Pineapple Express wreaks havoc on Northern California commuters
A so-called atmospheric river of rain and powerful wind triggered massive delays at San Francisco International Airport, knocked down power lines and wreaked havoc on Northern California commuters.
The Federal Aviation Administration reported arriving flights to SFO were delayed up to 90 minutes and about 175 flights were canceled Friday morning, while Sacramento’s regional transit agency reported that a lightning strike had knocked out power to one of its rail lines.
About 170,000 PG&E customers in Northern California had lost electrical power as a result of the storm, with 42,000 still without power by the evening, the company said.
The storm started off the Pacific Coast and was swooping as far south as Monterey before pushing east. Some mountains could receive as much as 10 inches of rain through the weekend, the National Weather Service said. The rain totals were only about half an inch in San Francisco.
“It’s horrible,” CHP public safety dispatcher Susie Nasca said of road conditions on I-80 near the Donner Pass, close to Truckee in the Sierra. Numerous car accidents and big rig jackknifings were reported, but she said she did not know of any serious injuries.
No deaths were reported on Nevada highways, but at least a dozen people were hurt in crashes when dust storms blinded drivers and several trucks overturned.
Winds gusting to 134 mph over ridge tops early Friday closed several ski resorts around Lake Tahoe, snapped dozens of trees, downed power lines and sparked small brush fires.
Fire-scarred hillsides could get even more rain by the end of the weekend, triggering mudslide warnings for residents. Businesses in Marin, Napa, Solano, and Sonoma counties stacked sandbags to prepare for possible flash flooding. Forecasters also predicted that the peaks of the Sierra Nevada could get as much as 30 inches of snow.
The storm is riding an atmospheric river, also known as the Pineapple Express, which is a band of warm, wet Pacific air.

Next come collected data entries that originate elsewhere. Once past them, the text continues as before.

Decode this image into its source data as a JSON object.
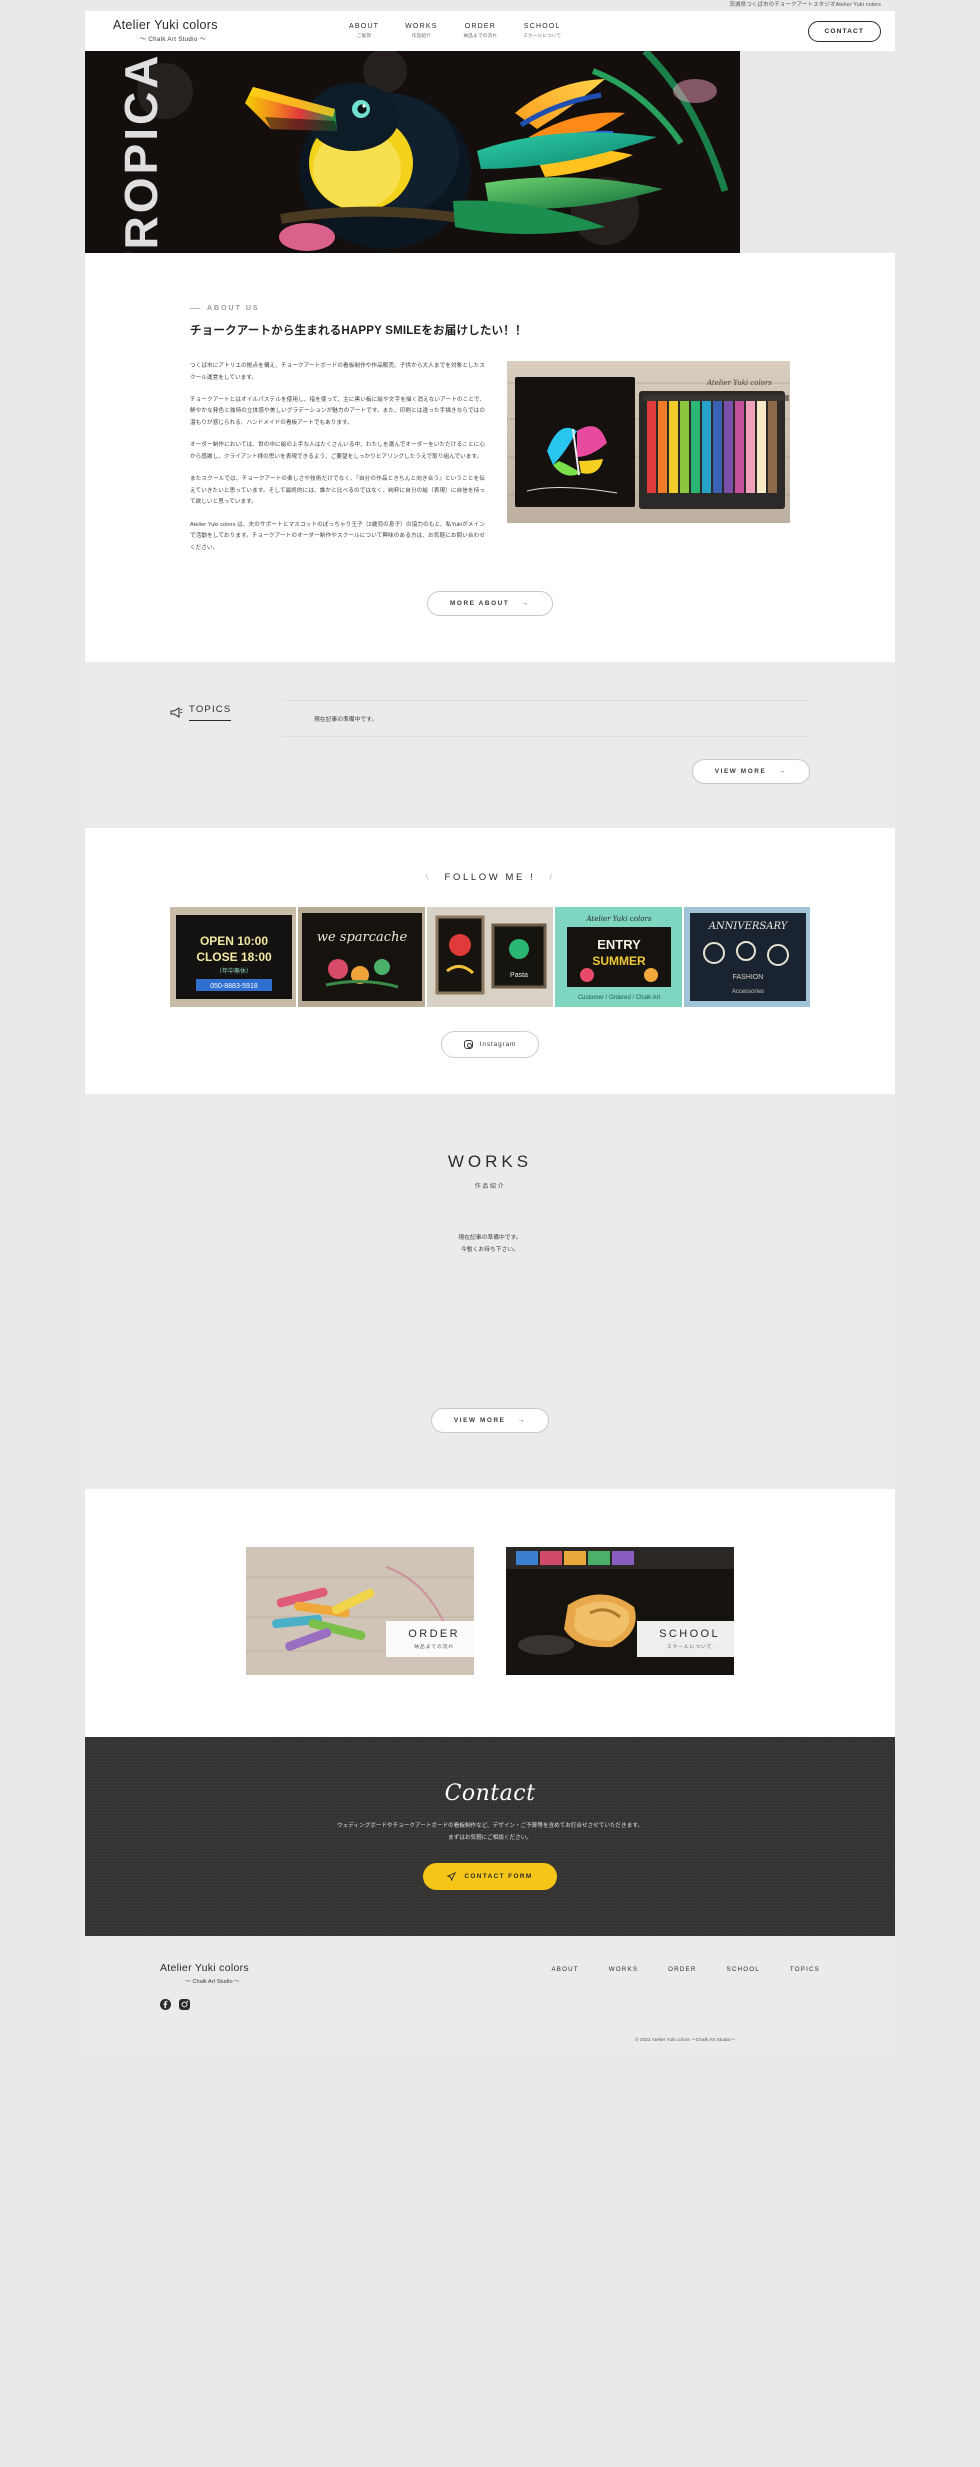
{
  "tagline": "茨城県つくば市のチョークアートスタジオAtelier Yuki colors",
  "header": {
    "brand_name": "Atelier Yuki colors",
    "brand_sub": "～ Chalk Art Studio ～",
    "nav": [
      {
        "en": "ABOUT",
        "ja": "ご挨拶"
      },
      {
        "en": "WORKS",
        "ja": "作品紹介"
      },
      {
        "en": "ORDER",
        "ja": "納品までの流れ"
      },
      {
        "en": "SCHOOL",
        "ja": "スクールについて"
      }
    ],
    "contact_label": "CONTACT"
  },
  "hero": {
    "word": "TROPICAL"
  },
  "about": {
    "eyebrow": "ABOUT US",
    "title": "チョークアートから生まれるHAPPY SMILEをお届けしたい！！",
    "paragraphs": [
      "つくば市にアトリエの拠点を構え、チョークアートボードの看板制作や作品販売、子供から大人までを対象としたスクール運営をしています。",
      "チョークアートとはオイルパステルを使用し、指を使って、主に黒い板に絵や文字を描く消えないアートのことで、鮮やかな発色と独特の立体感や美しいグラデーションが魅力のアートです。また、印刷とは違った手描きならではの温もりが感じられる、ハンドメイドの看板アートでもあります。",
      "オーダー制作においては、世の中に絵の上手な人はたくさんいる中、わたしを選んでオーダーをいただけることに心から感謝し、クライアント様の思いを表現できるよう、ご要望をしっかりヒアリングしたうえで取り組んでいます。",
      "またスクールでは、チョークアートの楽しさや技術だけでなく、『自分の作品ときちんと向き合う』ということを伝えていきたいと思っています。そして最終的には、誰かと比べるのではなく、純粋に自分の絵（表現）に自信を持って欲しいと思っています。",
      "Atelier Yuki colors は、夫のサポートとマスコットのぽっちゃり王子（2歳児の息子）の協力のもと、私Yukiがメインで活動をしております。チョークアートのオーダー制作やスクールについて興味のある方は、お気軽にお問い合わせください。"
    ],
    "more_label": "MORE ABOUT",
    "arrow": "→"
  },
  "topics": {
    "label": "TOPICS",
    "icon": "megaphone-icon",
    "items": [
      "現在記事の準備中です。"
    ],
    "view_more": "VIEW MORE",
    "arrow": "→"
  },
  "follow": {
    "title": "FOLLOW ME !",
    "left_slash": "\\",
    "right_slash": "/",
    "instagram_label": "Instagram",
    "gallery": [
      {
        "caption": "OPEN 10:00 CLOSE 18:00",
        "sub": "050-8883-5918"
      },
      {
        "caption": "we sparcache",
        "sub": ""
      },
      {
        "caption": "",
        "sub": ""
      },
      {
        "caption": "ENTRY SUMMER",
        "sub": ""
      },
      {
        "caption": "ANNIVERSARY",
        "sub": ""
      }
    ]
  },
  "works": {
    "title": "WORKS",
    "subtitle": "作品紹介",
    "empty_line1": "現在記事の準備中です。",
    "empty_line2": "今暫くお待ち下さい。",
    "view_more": "VIEW MORE",
    "arrow": "→"
  },
  "cards": [
    {
      "en": "ORDER",
      "ja": "納品までの流れ"
    },
    {
      "en": "SCHOOL",
      "ja": "スクールについて"
    }
  ],
  "contact": {
    "script_title": "Contact",
    "lead_line1": "ウェディングボードやチョークアートボードの看板制作など、デザイン・ご予算等を含めてお打合せさせていただきます。",
    "lead_line2": "まずはお気軽にご相談ください。",
    "cta_label": "CONTACT FORM",
    "cta_icon": "paper-plane-icon",
    "cta_color": "#f5c518"
  },
  "footer": {
    "brand_name": "Atelier Yuki colors",
    "brand_sub": "～ Chalk Art Studio ～",
    "socials": [
      "facebook-icon",
      "instagram-icon"
    ],
    "nav": [
      "ABOUT",
      "WORKS",
      "ORDER",
      "SCHOOL",
      "TOPICS"
    ],
    "copyright": "© 2022 Atelier Yuki colors ～Chalk Art Studio～"
  }
}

“It acts like a river moving through the atmosphere, raining copiously on things below,” said National Weather Service forecaster Diana Henderson.
The storm won’t make a significant dent in the state’s historic drought, but it was a big change after six dry weeks in the Bay Area. The storm is expected to get weaker as it moves south, with less than a quarter-inch of rain forecast for Los Angeles.